Since there are $n_{1}n_{2}\cdots n_{\tilde{m}}$ possible values of $q$, this means that there are $q \cdot n_{\tilde{m}+1} = (n_{1}n_{2}\cdots n_{\tilde{m}})\cdot n_{\tilde{m}+1}$ possible tuples $(x_{1,a},x_{2,b},\cdots , x_{\tilde{m},m},x_{\tilde{m}+1,m})$.

Hence $|G_{1} \times G_{2} \times \cdots \times G_{\tilde{m}} \times G_{\tilde{m}+1}| =\vert G_{1} \vert \cdot \vert G_{2} \vert \cdot \, \cdots \, \cdot \vert G_{\tilde{m}} \vert \cdot \vert G_{\tilde{m}+1} \vert$.

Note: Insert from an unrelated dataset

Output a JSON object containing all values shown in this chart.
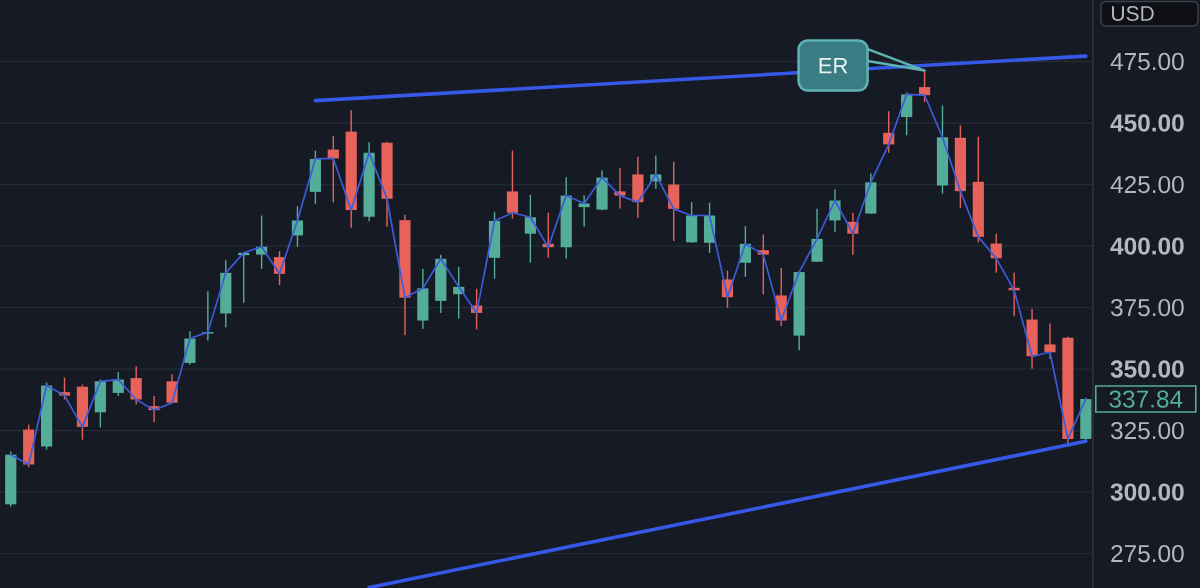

Thus, the equality holds $\forall k \in \mathbb{N}$.

Is this proof correct, and if not, what can I do to fix it?

Thank you.

Answer 1

Your proof is fine, but you can make the induction step a lot shorter. To wit, we can write $G_1 \times G_2 \times \cdots \times G_n \times G_{n+1} = H \times G_{n+1}$, where $H = G_1 \times G_2 \times \cdots \times G_n$. You can now immediately arrive at the conclusion you want since $\displaystyle |H| = \prod_{j=1}^n |G_n|$ by the induction hypothesis, and you previously took care of the $k=2$ case.

Answer 2

Your proof is fine, but it is unnecessary to do induction. This is a combinatorics/counting problem.

By definition, the elements of the group $G_1 \times \cdots \times G_K$ are precisely the tuples $(g_1,\ldots,g_K)$ where $g_i \in G_i$ for each $i=1,\ldots,K$. You just want to count how many such tuples there are. There are $|G_1|$ choices for $g_1$, $|G_2|$ choices for $g_2$, and so on, so $|G_1 \times \cdots \times G_K| = |G_1| \cdots |G_K|$.